Keboola - Microsoft Azure Issue – Incident details

Microsoft Azure Issue

Resolved
Partial outage 30 %
Started about 1 month agoLasted about 5 hours

Affected

AWS EU (eu-central-1)

Operational from 5:02 PM to 5:19 PM, Degraded performance from 5:19 PM to 10:10 PM

GCP EU (europe-west3)

Operational from 5:02 PM to 5:19 PM, Degraded performance from 5:19 PM to 10:10 PM

AWS US (us-east-1)

Operational from 5:02 PM to 5:19 PM, Degraded performance from 5:19 PM to 10:10 PM

GCP US (us-east4)

Operational from 5:02 PM to 5:19 PM, Degraded performance from 5:19 PM to 10:10 PM

Azure NE (north-europe)

Partial outage from 5:02 PM to 9:30 PM, Degraded performance from 9:30 PM to 10:10 PM

Updates
  • Resolved
    Resolved

    Automatic scaling is turned back on and all platforms are fully operational and we'll continue monitoring all stacks. We're sorry for this inconvenience.

  • Update
    Update

    We're seeing full operations on all Azure stacks. We'll be enabling automatic scaling shortly and all jobs are currently processing as usual.

  • Monitoring
    Monitoring

    Azure is promising full mitigation within next four hours. We are closely monitoring the situation and once the issue is fixed we will resume all operations and turn autoscaling back on.

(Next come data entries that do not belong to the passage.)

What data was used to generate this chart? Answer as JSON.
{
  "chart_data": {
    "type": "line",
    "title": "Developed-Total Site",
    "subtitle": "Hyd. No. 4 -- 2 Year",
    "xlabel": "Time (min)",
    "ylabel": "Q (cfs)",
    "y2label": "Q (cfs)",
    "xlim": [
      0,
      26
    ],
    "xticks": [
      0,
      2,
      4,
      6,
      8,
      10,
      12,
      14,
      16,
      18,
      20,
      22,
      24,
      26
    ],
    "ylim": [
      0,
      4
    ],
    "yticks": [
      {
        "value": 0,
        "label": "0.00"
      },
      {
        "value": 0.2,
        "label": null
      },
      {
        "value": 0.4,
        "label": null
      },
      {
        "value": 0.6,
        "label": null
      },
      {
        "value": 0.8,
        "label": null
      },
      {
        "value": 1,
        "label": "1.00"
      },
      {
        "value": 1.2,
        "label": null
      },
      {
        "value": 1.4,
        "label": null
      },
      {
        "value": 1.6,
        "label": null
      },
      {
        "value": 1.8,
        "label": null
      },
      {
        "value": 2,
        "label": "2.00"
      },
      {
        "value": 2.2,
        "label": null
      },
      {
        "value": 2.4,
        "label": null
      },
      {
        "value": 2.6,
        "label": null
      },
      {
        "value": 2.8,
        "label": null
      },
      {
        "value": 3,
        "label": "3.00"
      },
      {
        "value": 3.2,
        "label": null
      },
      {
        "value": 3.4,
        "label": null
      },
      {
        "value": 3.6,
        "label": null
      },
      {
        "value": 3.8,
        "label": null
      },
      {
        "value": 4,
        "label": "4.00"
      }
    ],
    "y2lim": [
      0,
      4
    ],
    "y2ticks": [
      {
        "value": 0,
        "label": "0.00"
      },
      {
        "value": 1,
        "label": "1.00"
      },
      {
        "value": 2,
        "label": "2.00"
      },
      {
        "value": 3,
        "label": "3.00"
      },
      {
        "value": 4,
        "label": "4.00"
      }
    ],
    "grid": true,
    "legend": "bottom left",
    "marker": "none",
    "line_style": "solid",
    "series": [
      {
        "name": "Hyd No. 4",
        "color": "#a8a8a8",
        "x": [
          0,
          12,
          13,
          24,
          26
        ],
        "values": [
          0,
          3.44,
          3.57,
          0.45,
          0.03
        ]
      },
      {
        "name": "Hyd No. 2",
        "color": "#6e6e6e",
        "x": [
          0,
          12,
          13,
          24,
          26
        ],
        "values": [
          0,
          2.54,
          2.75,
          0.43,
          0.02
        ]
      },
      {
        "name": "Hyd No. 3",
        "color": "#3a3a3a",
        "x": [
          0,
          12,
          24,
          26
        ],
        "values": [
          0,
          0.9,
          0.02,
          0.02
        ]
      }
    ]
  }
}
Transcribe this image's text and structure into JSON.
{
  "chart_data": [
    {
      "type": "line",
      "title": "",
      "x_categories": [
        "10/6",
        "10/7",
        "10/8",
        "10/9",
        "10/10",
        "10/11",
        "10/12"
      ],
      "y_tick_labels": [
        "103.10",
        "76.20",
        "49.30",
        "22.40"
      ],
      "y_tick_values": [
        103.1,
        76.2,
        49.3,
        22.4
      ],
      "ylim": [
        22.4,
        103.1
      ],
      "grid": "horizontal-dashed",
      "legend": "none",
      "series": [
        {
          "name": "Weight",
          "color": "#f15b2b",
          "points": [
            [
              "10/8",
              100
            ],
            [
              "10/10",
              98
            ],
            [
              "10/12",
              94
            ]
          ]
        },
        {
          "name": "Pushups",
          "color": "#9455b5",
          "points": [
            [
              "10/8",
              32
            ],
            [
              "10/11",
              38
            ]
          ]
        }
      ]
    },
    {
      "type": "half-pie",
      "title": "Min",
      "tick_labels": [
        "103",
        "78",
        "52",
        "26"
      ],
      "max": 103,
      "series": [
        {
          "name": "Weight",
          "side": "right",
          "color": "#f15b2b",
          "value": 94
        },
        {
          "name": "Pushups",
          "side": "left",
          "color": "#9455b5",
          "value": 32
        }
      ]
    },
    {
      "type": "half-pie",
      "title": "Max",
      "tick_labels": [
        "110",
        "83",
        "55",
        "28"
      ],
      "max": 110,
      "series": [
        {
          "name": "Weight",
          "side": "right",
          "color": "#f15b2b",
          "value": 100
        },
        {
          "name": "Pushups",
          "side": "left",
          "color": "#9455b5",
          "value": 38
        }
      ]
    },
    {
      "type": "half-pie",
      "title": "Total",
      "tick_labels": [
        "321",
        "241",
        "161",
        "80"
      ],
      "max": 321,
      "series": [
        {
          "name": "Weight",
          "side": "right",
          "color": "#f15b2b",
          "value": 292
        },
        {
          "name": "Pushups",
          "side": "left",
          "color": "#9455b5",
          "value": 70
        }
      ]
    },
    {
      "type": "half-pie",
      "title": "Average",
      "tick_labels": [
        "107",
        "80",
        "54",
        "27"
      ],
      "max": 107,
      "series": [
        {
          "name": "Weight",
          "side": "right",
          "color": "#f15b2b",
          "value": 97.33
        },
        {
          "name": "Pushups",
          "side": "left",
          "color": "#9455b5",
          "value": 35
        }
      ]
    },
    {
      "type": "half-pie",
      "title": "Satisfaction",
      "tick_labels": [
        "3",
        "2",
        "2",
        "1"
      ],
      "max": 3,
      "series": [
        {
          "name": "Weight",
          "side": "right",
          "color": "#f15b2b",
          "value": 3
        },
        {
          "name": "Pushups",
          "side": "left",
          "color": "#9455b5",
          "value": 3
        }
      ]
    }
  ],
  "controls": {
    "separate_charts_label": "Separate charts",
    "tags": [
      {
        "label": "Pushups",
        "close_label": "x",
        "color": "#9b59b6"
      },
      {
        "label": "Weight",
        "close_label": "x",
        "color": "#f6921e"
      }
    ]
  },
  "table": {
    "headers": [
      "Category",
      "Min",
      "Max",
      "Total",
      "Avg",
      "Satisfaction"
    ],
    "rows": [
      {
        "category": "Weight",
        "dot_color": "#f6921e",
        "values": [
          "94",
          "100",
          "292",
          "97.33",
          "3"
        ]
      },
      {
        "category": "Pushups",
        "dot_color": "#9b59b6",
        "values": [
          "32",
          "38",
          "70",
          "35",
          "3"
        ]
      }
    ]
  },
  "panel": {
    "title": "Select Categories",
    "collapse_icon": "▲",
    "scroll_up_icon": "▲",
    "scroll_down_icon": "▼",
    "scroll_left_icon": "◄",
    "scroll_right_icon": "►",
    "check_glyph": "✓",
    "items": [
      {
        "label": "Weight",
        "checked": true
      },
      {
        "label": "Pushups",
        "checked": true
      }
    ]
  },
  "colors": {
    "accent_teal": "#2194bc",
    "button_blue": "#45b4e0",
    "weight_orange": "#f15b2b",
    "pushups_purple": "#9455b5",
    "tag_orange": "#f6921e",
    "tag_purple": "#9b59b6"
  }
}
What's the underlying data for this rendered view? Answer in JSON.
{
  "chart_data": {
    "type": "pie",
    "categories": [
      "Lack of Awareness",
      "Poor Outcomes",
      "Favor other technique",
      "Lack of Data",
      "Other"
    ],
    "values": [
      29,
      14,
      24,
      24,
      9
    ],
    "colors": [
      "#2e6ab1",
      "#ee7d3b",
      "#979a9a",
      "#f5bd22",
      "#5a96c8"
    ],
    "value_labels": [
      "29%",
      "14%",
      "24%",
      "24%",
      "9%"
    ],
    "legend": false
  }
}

    At this stage, we anticipate full mitigation within the next four hours as we continue to recover nodes. This means we expect recovery to happen by 23:20 UTC on 29 October 2025. We will provide another update on our progress within two hours, or sooner if warranted.

  • Update
    Update

    We have limited autoscaling of all Azure stacks to limit cascading the issue to new nodes and thus limiting the number of waiting jobs. We have seen partial improvement in certain regions so our hopes are up.

  • Update
    Update

    Microsoft has updated the impact and states that network infrastructure in all Azure regions is affected.

  • Identified
    Identified

    These issues can propagate downstream to AWS and GCP stacks, where the symptoms can include:

    • Limited operations of some AI features (error explains, config description generator)

  • Investigating
    Investigating

    We are aware of performance degradation affecting our Azure infrastructure. This appears to be related to an upstream issue with Azure's announced Azure Portal Access Issues (https://azure.status.microsoft/en-us/status).

    Symptoms include:

    • Failures to prepare new nodes to accept workload, causing some jobs to be in the waiting state.

    Our team is monitoring the situation.

    We apologize for the disruption and will provide an update within 30 minutes or when new information is available.